Climate justice campaigner at occupation of environment minister's office

Council of Canadians climate justice campaigner Daniel Cayley-Daoust and allies are now occupying the Ottawa constituency office of federal environment and climate change minister Catherine McKenna. They are calling on her to be a climate leader and reject the Trans Mountain pipeline.

Texas-based Kinder Morgan is proposing to twin the Trans Mountain pipeline from northern Alberta to the British Columbia coast to increase the pipeline's capacity from 300,000 barrels per day to 890,000 barrels per day. The pipeline would carry diluted bitumen from the tar sands through Jasper National Park, into the Lower Mainland of British Columbia, across the Vedder Fan aquifer and the municipality of Chilliwack's protected groundwater zone, then across the Fraser River and to the Westridge Marine Terminal at Burrard Inlet for export on an estimated 400 supertankers a year.

The Liberal government is widely expected to approve this pipeline by December 19.

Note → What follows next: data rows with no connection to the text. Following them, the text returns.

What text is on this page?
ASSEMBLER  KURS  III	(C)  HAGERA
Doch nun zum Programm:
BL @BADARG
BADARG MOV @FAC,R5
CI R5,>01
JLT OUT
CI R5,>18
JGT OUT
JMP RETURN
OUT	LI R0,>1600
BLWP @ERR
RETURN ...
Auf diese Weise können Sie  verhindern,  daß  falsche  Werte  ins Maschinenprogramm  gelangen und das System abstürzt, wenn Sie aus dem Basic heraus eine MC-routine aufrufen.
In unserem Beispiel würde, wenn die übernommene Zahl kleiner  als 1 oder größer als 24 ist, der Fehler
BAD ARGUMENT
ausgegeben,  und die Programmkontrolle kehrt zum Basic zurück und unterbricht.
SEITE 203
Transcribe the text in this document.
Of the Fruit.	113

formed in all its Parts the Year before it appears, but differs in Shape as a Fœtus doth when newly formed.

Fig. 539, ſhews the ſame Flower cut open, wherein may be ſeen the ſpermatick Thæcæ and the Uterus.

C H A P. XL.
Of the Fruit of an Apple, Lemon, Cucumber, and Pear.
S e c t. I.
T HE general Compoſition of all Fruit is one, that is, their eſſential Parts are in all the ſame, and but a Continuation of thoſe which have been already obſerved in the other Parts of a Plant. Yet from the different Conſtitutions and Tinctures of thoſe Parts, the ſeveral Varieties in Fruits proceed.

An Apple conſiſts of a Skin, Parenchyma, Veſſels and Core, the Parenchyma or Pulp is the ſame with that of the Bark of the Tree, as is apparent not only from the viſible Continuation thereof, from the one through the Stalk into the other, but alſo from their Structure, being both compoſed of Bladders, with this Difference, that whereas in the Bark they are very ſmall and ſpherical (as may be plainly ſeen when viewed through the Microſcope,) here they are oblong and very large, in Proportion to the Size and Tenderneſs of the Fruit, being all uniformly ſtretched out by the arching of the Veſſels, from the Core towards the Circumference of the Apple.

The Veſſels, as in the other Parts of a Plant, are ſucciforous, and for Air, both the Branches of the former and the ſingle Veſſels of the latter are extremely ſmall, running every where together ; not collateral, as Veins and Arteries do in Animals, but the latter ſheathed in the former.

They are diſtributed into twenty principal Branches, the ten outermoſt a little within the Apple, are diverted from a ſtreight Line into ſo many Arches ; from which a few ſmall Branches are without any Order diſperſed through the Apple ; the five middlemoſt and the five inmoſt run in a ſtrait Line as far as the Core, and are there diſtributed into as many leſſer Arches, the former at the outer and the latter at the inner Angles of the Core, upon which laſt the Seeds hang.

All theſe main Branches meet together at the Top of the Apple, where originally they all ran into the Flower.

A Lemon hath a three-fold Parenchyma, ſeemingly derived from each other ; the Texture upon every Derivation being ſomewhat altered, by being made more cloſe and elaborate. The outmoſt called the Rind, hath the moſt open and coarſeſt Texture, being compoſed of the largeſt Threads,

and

Yesterday, CBC reported, "A dozen people occupied the Winnipeg constituency office of Natural Resources Minister Jim Carr on Thursday. Protesters held signs and chanted their message in hopes to gain the minister's attention. The sit-in style protest called for the Winnipeg South Centre MP to reject the expansion of the Kinder Morgan Trans Mountain pipeline. The pipeline carries crude oil and refined products from Alberta to the west coast. The group says in order to meet promises set out in the Paris climate agreement with the United Nations, the federal government must vote 'no' to the expansion of the Trans Mountain pipeline."

The office of Indigenous and Northern Affairs minister Carolyn Bennett was also occupied yesterday. 350.org posted, "The Toronto sit-in forced a response from Bennett. This video shows Bennett's unsatisfying response, dodging the question about whether or not she'd oppose the Kinder Morgan pipeline. The group made it clear this isn't the end, and that she can expect more pressure as a decision on this pipeline looms."

And this morning, The Globe and Mail reports, "The federal government will not require consent from First Nations as it makes a decision on whether to approve Kinder Morgan Inc.’s Trans Mountain pipeline expansion, despite endorsing a UN declaration earlier this year that includes the principle of 'free, prior and informed consent', Natural Resources Minister Jim Carr said Thursday. Mr. Carr released a report from an advisory panel that noted many First Nations and Métis communities in British Columbia feel they have not been adequately consulted on the $6.8-billion expansion and insist they have the right to veto resource projects on their traditional territory."

Last month, at the time of the one-year anniversary of the election of the Liberals to power, McKenna said, "[I'm] as much an economic minister as I am an environment minister" and admitted, "I’m going to lose some people on the way." And Carr stated, "We’re not going to make everybody happy. ...People say, ’Leave the oil in the ground'... Our view is we use the wealth of the old economy to finance the new energy economy."

The Council of Canadians stands with the Tsleil-Waututh Nation, whose traditional territory includes the land and waters surrounding the Burrard Inlet, in their opposition to the Kinder Morgan pipeline. We also endorse the Leap Manifesto call for respecting the inherent rights and title of the original caretakers of this land, a 100 per cent clean energy economy by 2050, and for no new infrastructure projects that lock us into increased extraction decades into the future.

In recent months, the federal government approved the TransCanada NOVA Gas Transmission Ltd fracked gas pipeline that is used to fuel tar sands operations, as well as the Woodfibre and the Petronas Pacific NorthWest Liquefied Natural Gas projects.